Quando são indicados
Betânia Pena aponta que os exames genéticos podem ser benéficos quando utilizados de forma correta e consciente, uma vez que permitem a identificação precoce de condições de saúde, podendo ajudar na tomada de decisões importantes, como a escolha de um tratamento preventivo ou a mudança de hábitos de vida que possam reduzir o risco de desenvolvimento da doença.
Esse tipo de exame é considerado uma ferramenta valiosa em oncologia, por exemplo, pois ajudam a identificar pacientes com perfis genéticos predispondo-os a certos tipos de câncer. Ao personalizar o monitoramento do câncer, as chances de detectar e tratar o câncer em estágios iniciais são maiores. Nesses casos, o teste genético pode indicar que certos tratamentos só funcionarão se uma mutação específica estiver presente – possibilitando, portanto, a adoção de estratégias de tratamento mais assertivas. Mas, mesmo nessa seara, o exame não é universalmente recomendado. “Entre todos os casos de câncer de mama, por exemplo, só cerca de 5% têm origem genética. Então, não faria sentido adotar essa ferramenta para a prevenção desse tipo de acometimento”, pontua.

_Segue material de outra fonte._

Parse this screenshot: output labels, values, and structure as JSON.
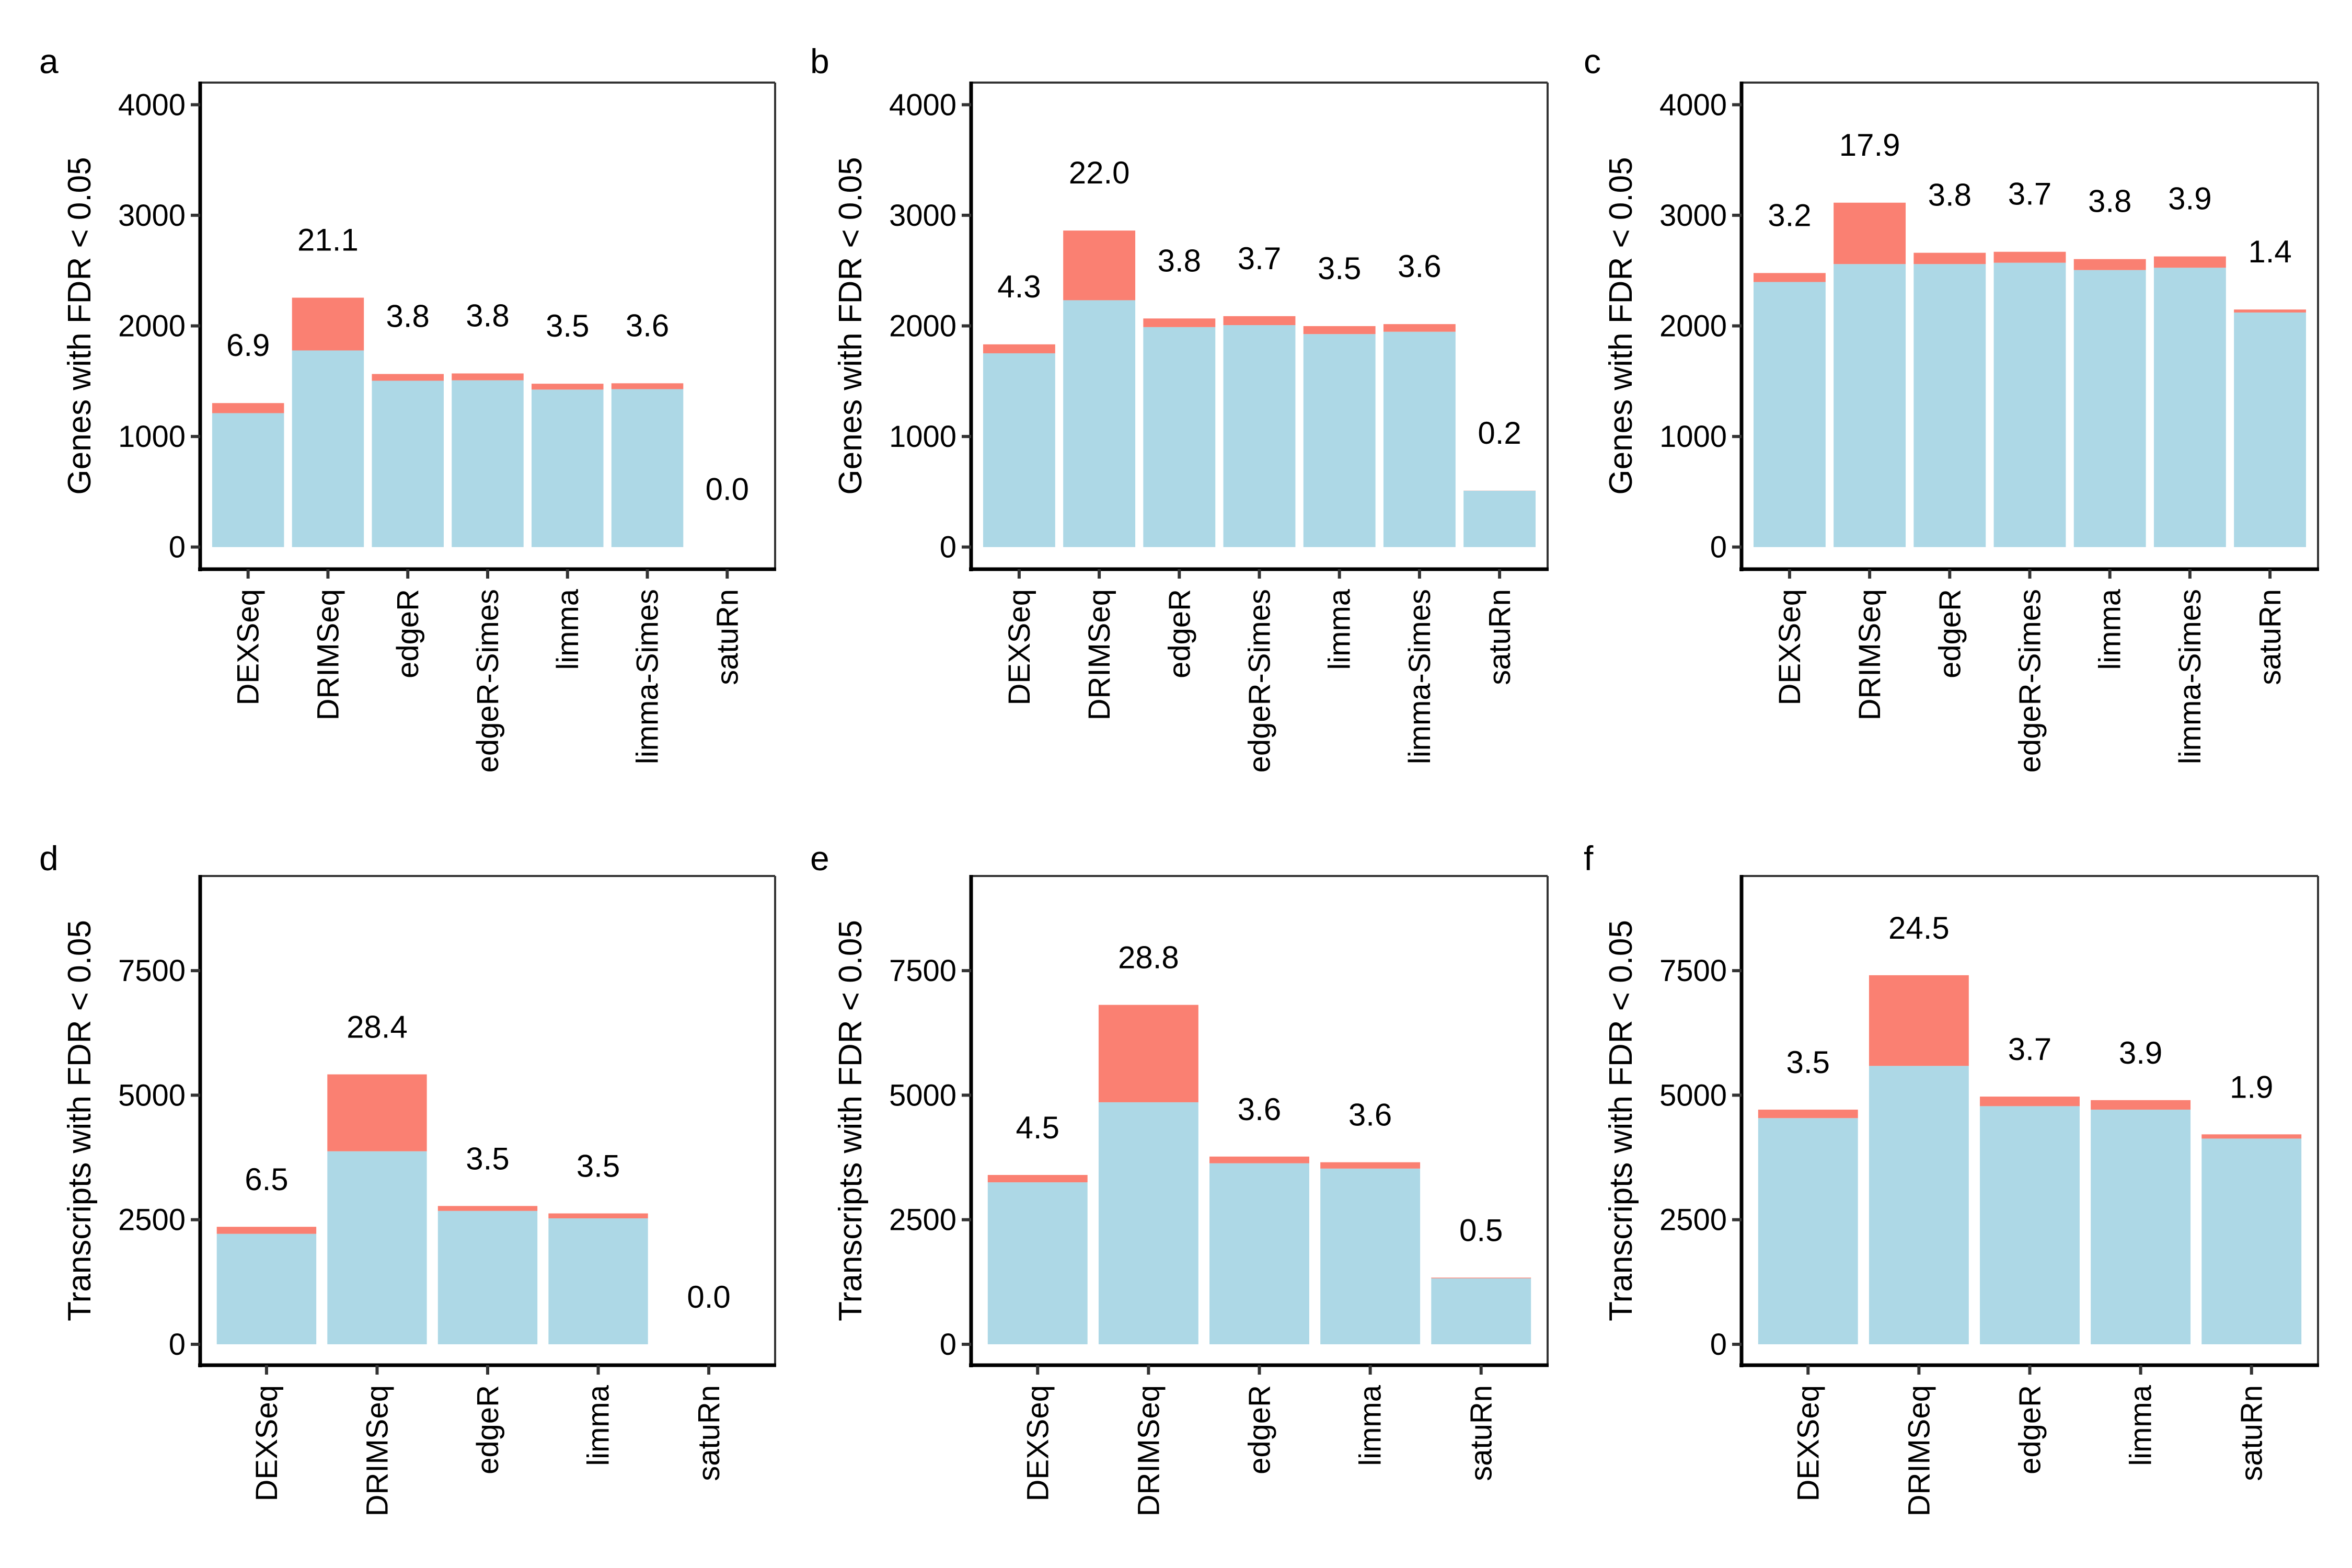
{
  "colors": {
    "base": "#ADD8E6",
    "extra": "#FA8072",
    "axis": "#000000",
    "tick": "#333333"
  },
  "chart_data": [
    {
      "panel": "a",
      "type": "bar",
      "stacked": true,
      "ylabel": "Genes with FDR < 0.05",
      "xlabel": "",
      "ylim": [
        -200,
        4200
      ],
      "yticks": [
        0,
        1000,
        2000,
        3000,
        4000
      ],
      "categories": [
        "DEXSeq",
        "DRIMSeq",
        "edgeR",
        "edgeR-Simes",
        "limma",
        "limma-Simes",
        "satuRn"
      ],
      "series": [
        {
          "name": "base",
          "values": [
            1211,
            1778,
            1504,
            1508,
            1424,
            1428,
            0
          ]
        },
        {
          "name": "extra",
          "values": [
            91,
            477,
            61,
            62,
            53,
            53,
            0
          ]
        }
      ],
      "labels": [
        "6.9",
        "21.1",
        "3.8",
        "3.8",
        "3.5",
        "3.6",
        "0.0"
      ]
    },
    {
      "panel": "b",
      "type": "bar",
      "stacked": true,
      "ylabel": "Genes with FDR < 0.05",
      "xlabel": "",
      "ylim": [
        -200,
        4200
      ],
      "yticks": [
        0,
        1000,
        2000,
        3000,
        4000
      ],
      "categories": [
        "DEXSeq",
        "DRIMSeq",
        "edgeR",
        "edgeR-Simes",
        "limma",
        "limma-Simes",
        "satuRn"
      ],
      "series": [
        {
          "name": "base",
          "values": [
            1752,
            2232,
            1989,
            2007,
            1926,
            1947,
            509
          ]
        },
        {
          "name": "extra",
          "values": [
            81,
            630,
            78,
            81,
            72,
            69,
            1
          ]
        }
      ],
      "labels": [
        "4.3",
        "22.0",
        "3.8",
        "3.7",
        "3.5",
        "3.6",
        "0.2"
      ]
    },
    {
      "panel": "c",
      "type": "bar",
      "stacked": true,
      "ylabel": "Genes with FDR < 0.05",
      "xlabel": "",
      "ylim": [
        -200,
        4200
      ],
      "yticks": [
        0,
        1000,
        2000,
        3000,
        4000
      ],
      "categories": [
        "DEXSeq",
        "DRIMSeq",
        "edgeR",
        "edgeR-Simes",
        "limma",
        "limma-Simes",
        "satuRn"
      ],
      "series": [
        {
          "name": "base",
          "values": [
            2397,
            2559,
            2559,
            2571,
            2505,
            2526,
            2121
          ]
        },
        {
          "name": "extra",
          "values": [
            81,
            555,
            102,
            99,
            99,
            102,
            27
          ]
        }
      ],
      "labels": [
        "3.2",
        "17.9",
        "3.8",
        "3.7",
        "3.8",
        "3.9",
        "1.4"
      ]
    },
    {
      "panel": "d",
      "type": "bar",
      "stacked": true,
      "ylabel": "Transcripts with FDR < 0.05",
      "xlabel": "",
      "ylim": [
        -420,
        9400
      ],
      "yticks": [
        0,
        2500,
        5000,
        7500
      ],
      "categories": [
        "DEXSeq",
        "DRIMSeq",
        "edgeR",
        "limma",
        "satuRn"
      ],
      "series": [
        {
          "name": "base",
          "values": [
            2217,
            3874,
            2677,
            2528,
            0
          ]
        },
        {
          "name": "extra",
          "values": [
            141,
            1544,
            99,
            99,
            0
          ]
        }
      ],
      "labels": [
        "6.5",
        "28.4",
        "3.5",
        "3.5",
        "0.0"
      ]
    },
    {
      "panel": "e",
      "type": "bar",
      "stacked": true,
      "ylabel": "Transcripts with FDR < 0.05",
      "xlabel": "",
      "ylim": [
        -420,
        9400
      ],
      "yticks": [
        0,
        2500,
        5000,
        7500
      ],
      "categories": [
        "DEXSeq",
        "DRIMSeq",
        "edgeR",
        "limma",
        "satuRn"
      ],
      "series": [
        {
          "name": "base",
          "values": [
            3251,
            4858,
            3633,
            3527,
            1324
          ]
        },
        {
          "name": "extra",
          "values": [
            148,
            1955,
            135,
            127,
            14
          ]
        }
      ],
      "labels": [
        "4.5",
        "28.8",
        "3.6",
        "3.6",
        "0.5"
      ]
    },
    {
      "panel": "f",
      "type": "bar",
      "stacked": true,
      "ylabel": "Transcripts with FDR < 0.05",
      "xlabel": "",
      "ylim": [
        -420,
        9400
      ],
      "yticks": [
        0,
        2500,
        5000,
        7500
      ],
      "categories": [
        "DEXSeq",
        "DRIMSeq",
        "edgeR",
        "limma",
        "satuRn"
      ],
      "series": [
        {
          "name": "base",
          "values": [
            4540,
            5588,
            4780,
            4710,
            4129
          ]
        },
        {
          "name": "extra",
          "values": [
            170,
            1820,
            192,
            191,
            85
          ]
        }
      ],
      "labels": [
        "3.5",
        "24.5",
        "3.7",
        "3.9",
        "1.9"
      ]
    }
  ]
}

A profissional ainda destaca que, diante do resultado, que nunca deve ser lido como uma sentença, cada pessoa deve decidir, em conjunto com um profissional de saúde, qual é a melhor forma de utilizar essa informação genética. “Essa modalidade de oferecer o teste diretamente para o consumidor, como muitas empresas fazem, está longe de ser o ideal nesses casos”, critica, fazendo menção ao fato de esses exames serem frequentemente obtidos de fontes online impessoais, sem orientação, enquanto aconselhamento médico seria fundamental para a correta interpretação das informações, colocando os resultados em perspectiva.